At the annual press conference in Frankfurt, Zentrag Executive Board Spokesman Anton Wahl was especially gratified by the cooperative's strong sales of its own products which increased significantly by 6.2 per cent to EUR 108.8 million. The central settlement business, however, declined - more or less according to plan - by 1.4 per cent.
The Zentrag operating profit rose by EUR 108,000, or 20.5 per cent, to EUR 634,000. Following EUR 267,000 in 2014, net income amounted to EUR 368.000, which corresponds to an increase of nearly 38 percent. "Last year was very positive, we are more than satisfied," summed up Wahl. Management is therefore proposing a dividend of three per cent on the obligatory shares to the General Assembly, which will meet in late June in Munich, as well as four percent on the voluntary shares.

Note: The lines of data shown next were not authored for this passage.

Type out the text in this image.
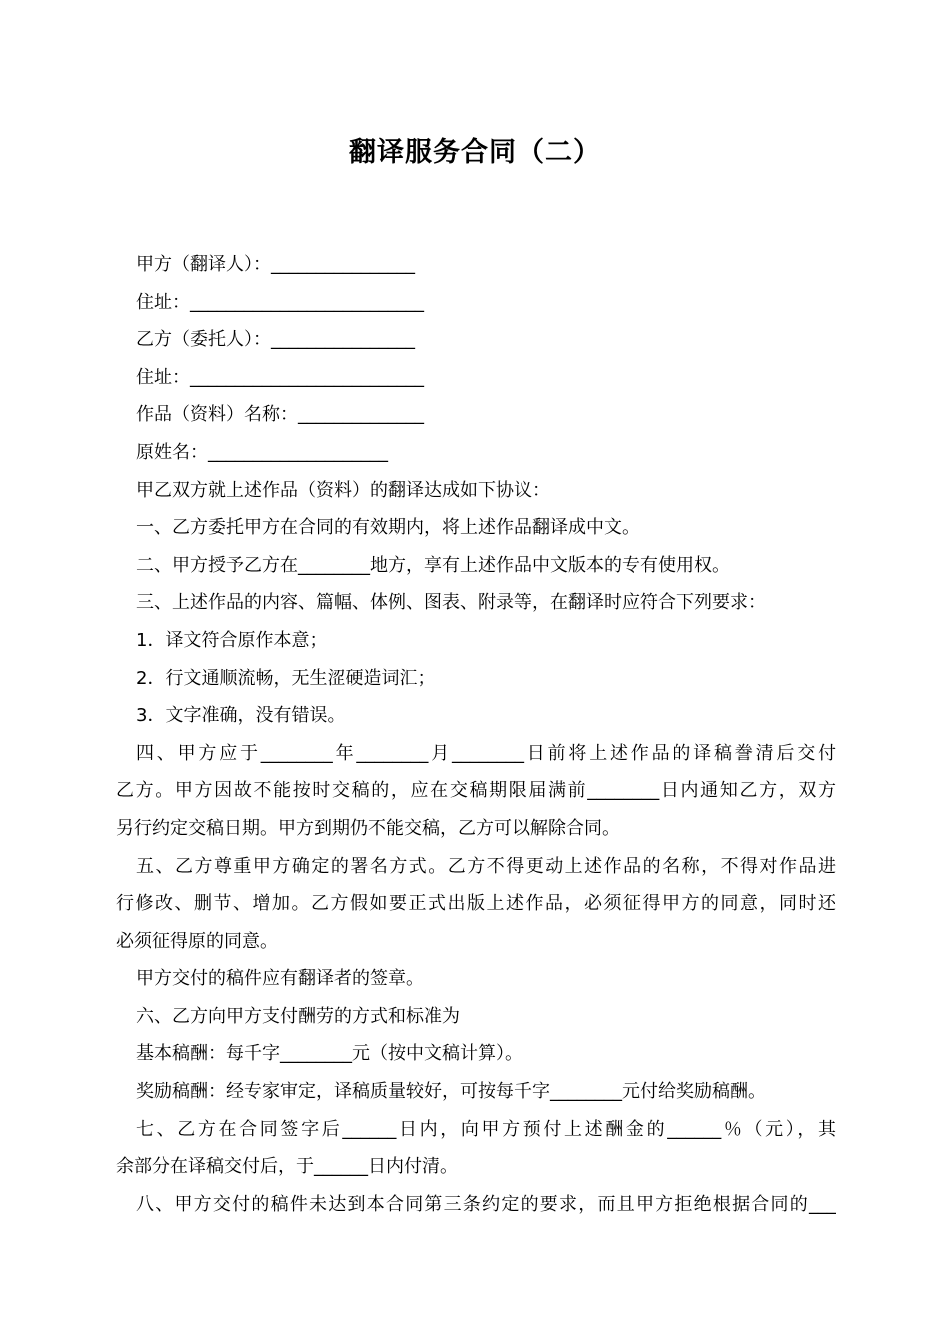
翻译服务合同（二）
甲方（翻译人）：________________
住址：__________________________
乙方（委托人）：________________
住址：__________________________
作品（资料）名称：______________
原姓名：____________________
甲乙双方就上述作品（资料）的翻译达成如下协议：
一、乙方委托甲方在合同的有效期内，将上述作品翻译成中文。
二、甲方授予乙方在________地方，享有上述作品中文版本的专有使用权。
三、上述作品的内容、篇幅、体例、图表、附录等，在翻译时应符合下列要求：
1．译文符合原作本意；
2．行文通顺流畅，无生涩硬造词汇；
3．文字准确，没有错误。
四、甲方应于________年________月________日前将上述作品的译稿誊清后交付
乙方。甲方因故不能按时交稿的，应在交稿期限届满前________日内通知乙方，双方
另行约定交稿日期。甲方到期仍不能交稿，乙方可以解除合同。
五、乙方尊重甲方确定的署名方式。乙方不得更动上述作品的名称，不得对作品进
行修改、删节、增加。乙方假如要正式出版上述作品，必须征得甲方的同意，同时还
必须征得原的同意。
甲方交付的稿件应有翻译者的签章。
六、乙方向甲方支付酬劳的方式和标准为
基本稿酬：每千字________元（按中文稿计算）。
奖励稿酬：经专家审定，译稿质量较好，可按每千字________元付给奖励稿酬。
七、乙方在合同签字后______日内，向甲方预付上述酬金的______％（元），其
余部分在译稿交付后，于______日内付清。
八、甲方交付的稿件未达到本合同第三条约定的要求，而且甲方拒绝根据合同的___
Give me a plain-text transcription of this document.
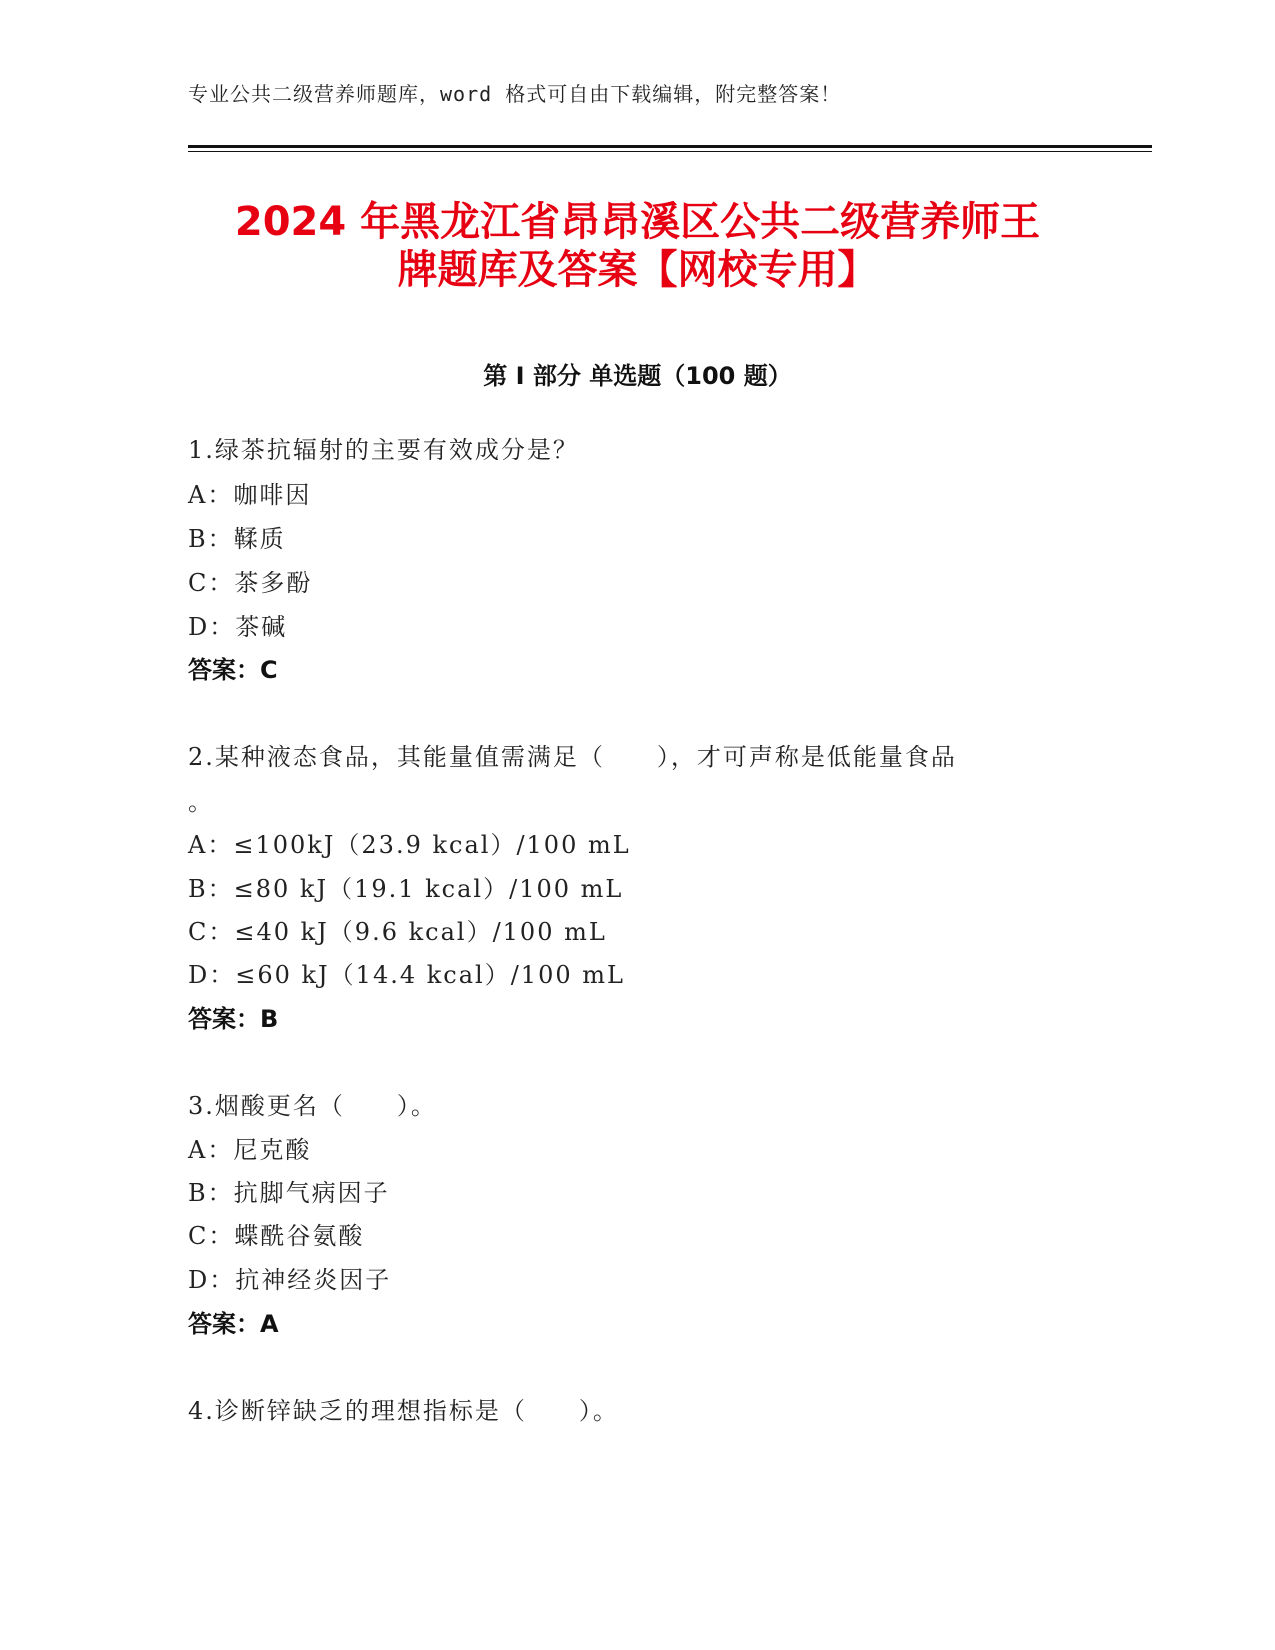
专业公共二级营养师题库，word 格式可自由下载编辑，附完整答案！
2024 年黑龙江省昂昂溪区公共二级营养师王
牌题库及答案【网校专用】
第 I 部分 单选题（100 题）
1.绿茶抗辐射的主要有效成分是？
A：咖啡因
B：鞣质
C：茶多酚
D：茶碱
答案：C
2.某种液态食品，其能量值需满足（　　），才可声称是低能量食品
。
A：≤100kJ（23.9 kcal）/100 mL
B：≤80 kJ（19.1 kcal）/100 mL
C：≤40 kJ（9.6 kcal）/100 mL
D：≤60 kJ（14.4 kcal）/100 mL
答案：B
3.烟酸更名（　　）。
A：尼克酸
B：抗脚气病因子
C：蝶酰谷氨酸
D：抗神经炎因子
答案：A
4.诊断锌缺乏的理想指标是（　　）。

In 2016 the central cooperative of the European meat trade is expecting stagnant sales due to the insolvency of a member in the middle of last year.
The cooperative, however, is still looking to expand. Anton Wahl reported on the founding of "Gilde Wild und Fleisch Manufaktur GmbH" and the acquisition of the business operations of Wild und Geflügel Verarbeitungs- und Fleischhandelsgesellschaft mbH Von der Assen in Neu-Isenburg as of May 1, 2016. Zentrag is also currently in negotiations with another European member, the Executive Board Spokesman revealed.